Monday, March 19, 2007
Adventures of a Wolf Watcher
Our first few days in the park were spent in and around the Lamar Valley in the northeastern corner of the park. We stayed in a comfortable motel in Cooke City, a tiny end-of-the-road town just outside the park, altitude around 8,000 feet. I called it "Testosterone City," because it is a snowmobiler's haven, with people coming from all over creation to ride their motorized sleds through the mountains outside the park boundaries. Sadly, days before we arrived, 5 of them had been killed in a backcountry avalanche, conditions no doubt exacerbated by the noisy vibrations of their machines. Mornings and evenings in town reverberate with the sound of revving engines as strapping men, outfitted in cold weather garb, prepare for fast paced tours through some the world's most exquisite landscapes.
As "wolf watchers," our days started at 5 AM, with breakfast at 6:15, in the van and on the road by 7 or so. We had brought clothing to keep us warm at temperatures well below zero, but like the rest of the country, Yellowstone was suffering from "crazy weather syndrome." The mornings were cold with temps in the teens but by midday it was well up into the thirties and at lower elevations in the forties.
Our guides, Scott and Paul, both highly qualified biologists, know their subjects well, having been involved in research projects involving the park's wolf population. As I sit here at my computer, Scott is somewhere out in the backcountry tracking the wolves through their daily rounds, recording data that will further our knowledge of wolf behavior. Some members in each of the individual packs wear radio collars and on this trip we were guided daily to locations by other scientists picking up signals from the collared wolves. Once in the targeted area, the skilled eyes of Scott and Paul honed in on our subjects.

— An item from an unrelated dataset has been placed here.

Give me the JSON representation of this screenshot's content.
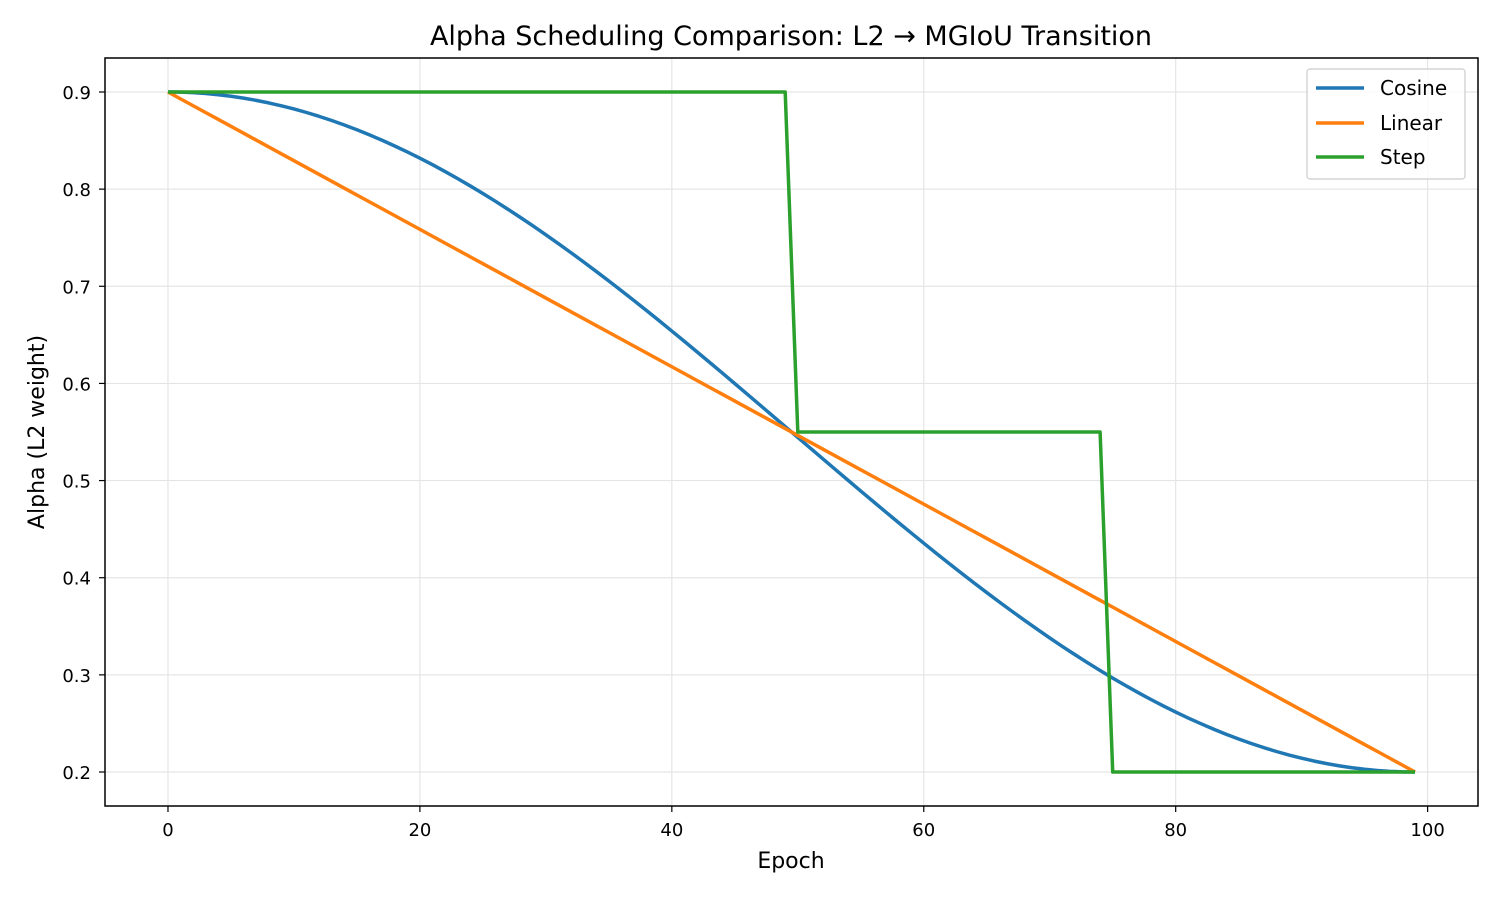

The first day out we spent the morning observing the Druid Pack, waiting off in the distance, to feed on an elk they had killed just before dawn. Unfortunately, the kill was almost in the road and when we arrived photographers with giant telephoto lenses and other wolf watchers like us, lined the road, waiting for an opportunity to watch the wolves feeding. The group that I was with moved off down the road to another location where we observed the same pack across the Lamar River, basking in the sun, waiting for the crowd of gawkers to leave. Later in the morning park rangers moved the carcass away from the road, but still the wolves hung back. Coyotes, ravens, magpies and eagles were not shy and feasted most of the day.
Years ago when I was working in photography, I carried multiple cameras, big lenses, tripods and the rest of the gear neeeded for excellent photo making. These days that gear remains sitting in a closet while I go armed only with a digital point and shoot camera, prefering not to lug lots of equipment around. I also find that if I'm not trying to figure out how to get the best shot, I can experience whatever the subject is, whether it's a wolf or flower, in all of its glory without missing a thing. This photo was taken with that camera through a spotting scope that the guides provided for us. The pack was probably a half to a full mile away and all the observing we did, like bird watching, was done through the scopes and binoculars.